Tra gli aspetti più gravi denunciati da Amnesty International la mancata protezione da parte della polizia dei cittadini palestinesi di Israele da attacchi organizzati da gruppi di suprematisti ebraici armati, anche quando erano stati resi noti in anticipo e la polizia ne era a conoscenza o avrebbe dovuto esserne informata.
L'ONG ha esaminato 29 messaggi di testo e vocali circolati su gruppi di Telegram e WhatsApp, rivelando come le app siano state utilizzate per reclutare uomini armati e organizzare attacchi contro i palestinesi in città con popolazione sia ebraica e che araba, come Haifa, Acri, Nazareth e Lod, tra il 10 e 21 maggio.
I messaggi includevano istruzioni su dove e quando riunirsi, tipi di armi da usare e sugli abiti indossati per evitare di confondere gli ebrei di origine mediorientale con gli arabi palestinesi. I membri del gruppo hanno condiviso selfie in posa con pistole e messaggi del tipo “stasera non siamo ebrei, siamo nazisti”.

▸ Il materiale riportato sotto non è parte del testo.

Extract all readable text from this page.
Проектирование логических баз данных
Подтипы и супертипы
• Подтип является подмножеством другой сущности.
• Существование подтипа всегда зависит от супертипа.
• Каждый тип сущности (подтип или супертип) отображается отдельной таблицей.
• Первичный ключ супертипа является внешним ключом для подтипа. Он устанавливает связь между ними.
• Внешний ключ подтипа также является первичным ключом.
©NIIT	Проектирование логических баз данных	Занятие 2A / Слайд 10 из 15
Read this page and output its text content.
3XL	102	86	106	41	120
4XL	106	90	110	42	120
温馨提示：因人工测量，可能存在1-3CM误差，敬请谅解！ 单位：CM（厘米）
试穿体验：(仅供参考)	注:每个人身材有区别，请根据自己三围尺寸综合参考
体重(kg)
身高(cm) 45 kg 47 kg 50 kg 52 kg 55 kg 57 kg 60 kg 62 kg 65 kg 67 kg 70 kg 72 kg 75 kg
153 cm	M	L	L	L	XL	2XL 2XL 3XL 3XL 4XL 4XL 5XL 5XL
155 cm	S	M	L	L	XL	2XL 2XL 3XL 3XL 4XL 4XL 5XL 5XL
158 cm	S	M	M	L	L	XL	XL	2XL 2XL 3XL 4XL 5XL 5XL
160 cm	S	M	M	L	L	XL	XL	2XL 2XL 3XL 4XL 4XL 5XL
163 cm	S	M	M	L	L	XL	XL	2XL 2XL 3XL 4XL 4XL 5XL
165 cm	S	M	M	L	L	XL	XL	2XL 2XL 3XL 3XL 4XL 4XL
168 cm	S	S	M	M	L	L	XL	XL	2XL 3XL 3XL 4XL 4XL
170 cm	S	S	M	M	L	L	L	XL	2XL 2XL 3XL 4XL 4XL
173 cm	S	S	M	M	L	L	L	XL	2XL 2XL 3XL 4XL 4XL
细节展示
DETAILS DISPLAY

Il 12 maggio centinaia di suprematisti ebraici si sono riuniti sul lungomare di Bat Yam dopo aver ricevuto messaggi dal partito politico Potere ebraico e da altri gruppi. Le riprese video – sottoposte a verifica – mostrano decine di persone che assaltano negozi di proprietà araba mentre ne incoraggiano a fare altrettanto. Said Musa, un uomo palestinese, è stato picchiato e investito da un motorino. Per questo episodio sei israeliani sono stati incriminati.

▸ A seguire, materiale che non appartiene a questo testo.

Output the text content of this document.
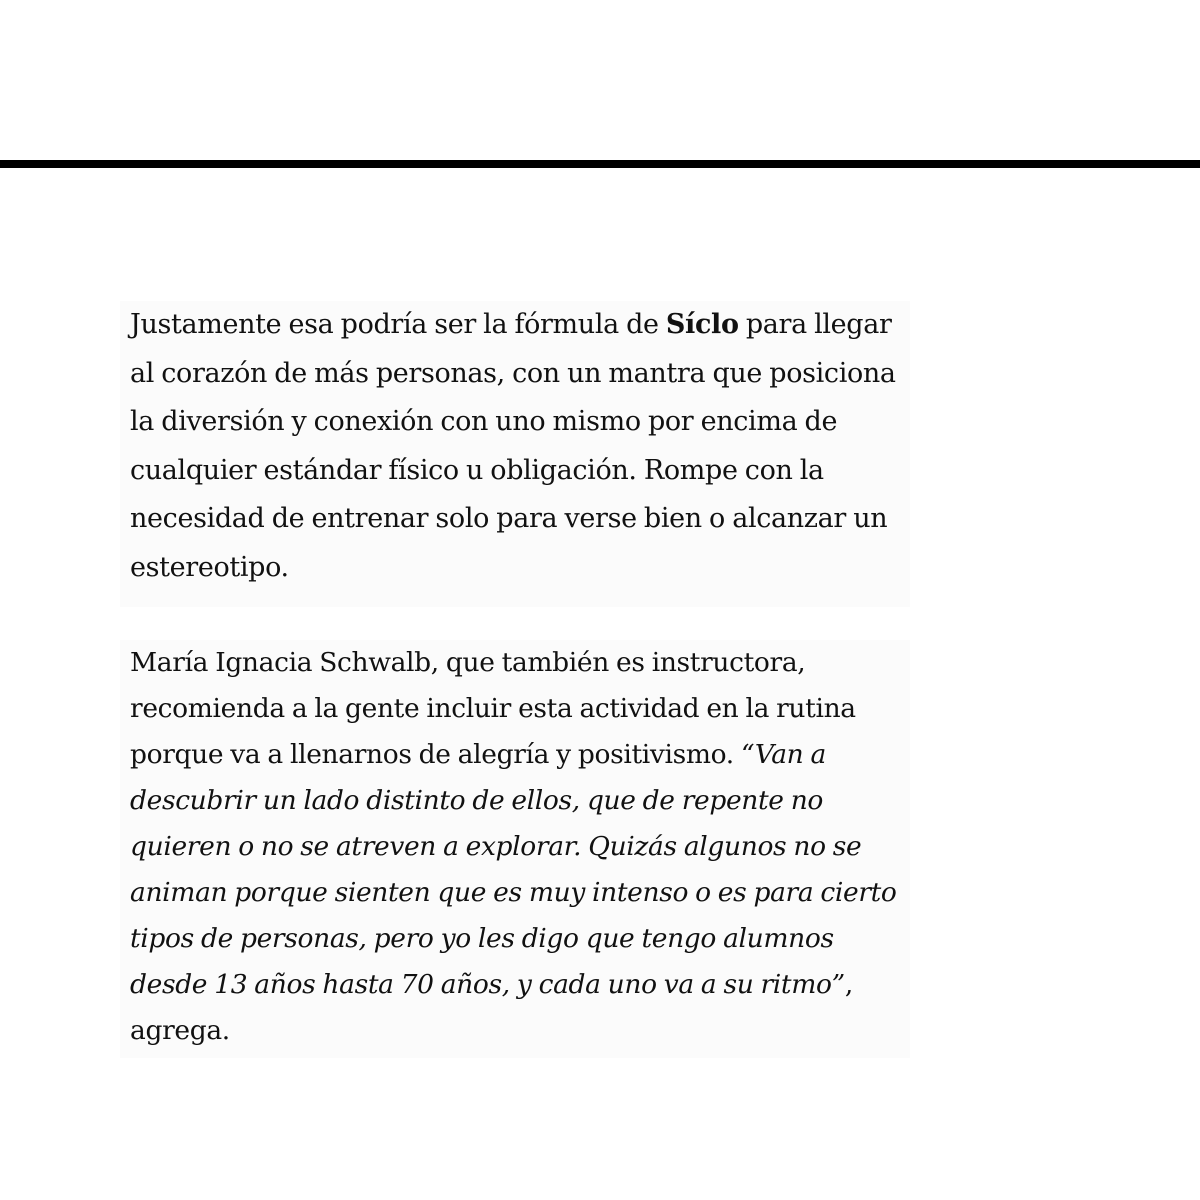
Justamente esa podría ser la fórmula de Síclo para llegar al corazón de más personas, con un mantra que posiciona la diversión y conexión con uno mismo por encima de cualquier estándar físico u obligación. Rompe con la necesidad de entrenar solo para verse bien o alcanzar un estereotipo.

María Ignacia Schwalb, que también es instructora, recomienda a la gente incluir esta actividad en la rutina porque va a llenarnos de alegría y positivismo. “Van a descubrir un lado distinto de ellos, que de repente no quieren o no se atreven a explorar. Quizás algunos no se animan porque sienten que es muy intenso o es para cierto tipos de personas, pero yo les digo que tengo alumnos desde 13 años hasta 70 años, y cada uno va a su ritmo”, agrega.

This morning in Bat Yam: an ice cream shop that owned by Palestinians that was attacked by Jewish right wing last night pic.twitter.com/NAIii5nAxE
— Oren Ziv (@OrenZiv1985) May 13, 2021
Anche politici e funzionari governativi hanno incitato alla violenza. L'11 maggio sono scoppiati disordini dopo che Itamar Ben-Gvir, rappresentante parlamentare di Potere ebraico, ha incitato i propri sostenitori ad andare a Lod e in altre città e a sparare contro chi lanciava pietre.
Il giorno prima un cittadino palestinese, Musa Hassuna, è stato ucciso da un cittadino ebraico di Israele a Lod. Un video mostra che l'uomo è stato colpito mentre si trovava vicino a un gruppo di palestinesi che lanciavano sassi. Il padre della vittima ha accusato il sindaco della città, Yair Revivo, di essere responsabile del raduno degli estremisti riferendosi a una dichiarazione in cui il sindaco aveva descritto gli eventi a Lod come un pogrom contro gli ebrei. Quattro sospetti sono stati arrestati per l'omicidio ma rilasciati su cauzione tre giorni dopo. Il ministro israeliano della Pubblica Sicurezza, Amir Ohana, ha condannato apertamente gli arresti, definendoli “terribili”.
«Il ripetuto fallimento della polizia israeliana nel proteggere i palestinesi dagli attacchi organizzati da gruppi di suprematisti ebraici armati e la mancanza di responsabilità per tali attacchi è vergognoso e mostra il disprezzo delle autorità per la vita palestinese», ha detto Molly Malekar, direttrice di Amnesty Israele.
«Il fatto che cittadini ebrei di Israele, incluse personalità di spicco, possano incitare apertamente alla violenza contro i palestinesi senza subire conseguenze, evidenzia la portata della discriminazione istituzionalizzata a cui sono sottoposti i palestinesi e l'urgente bisogno di protezione».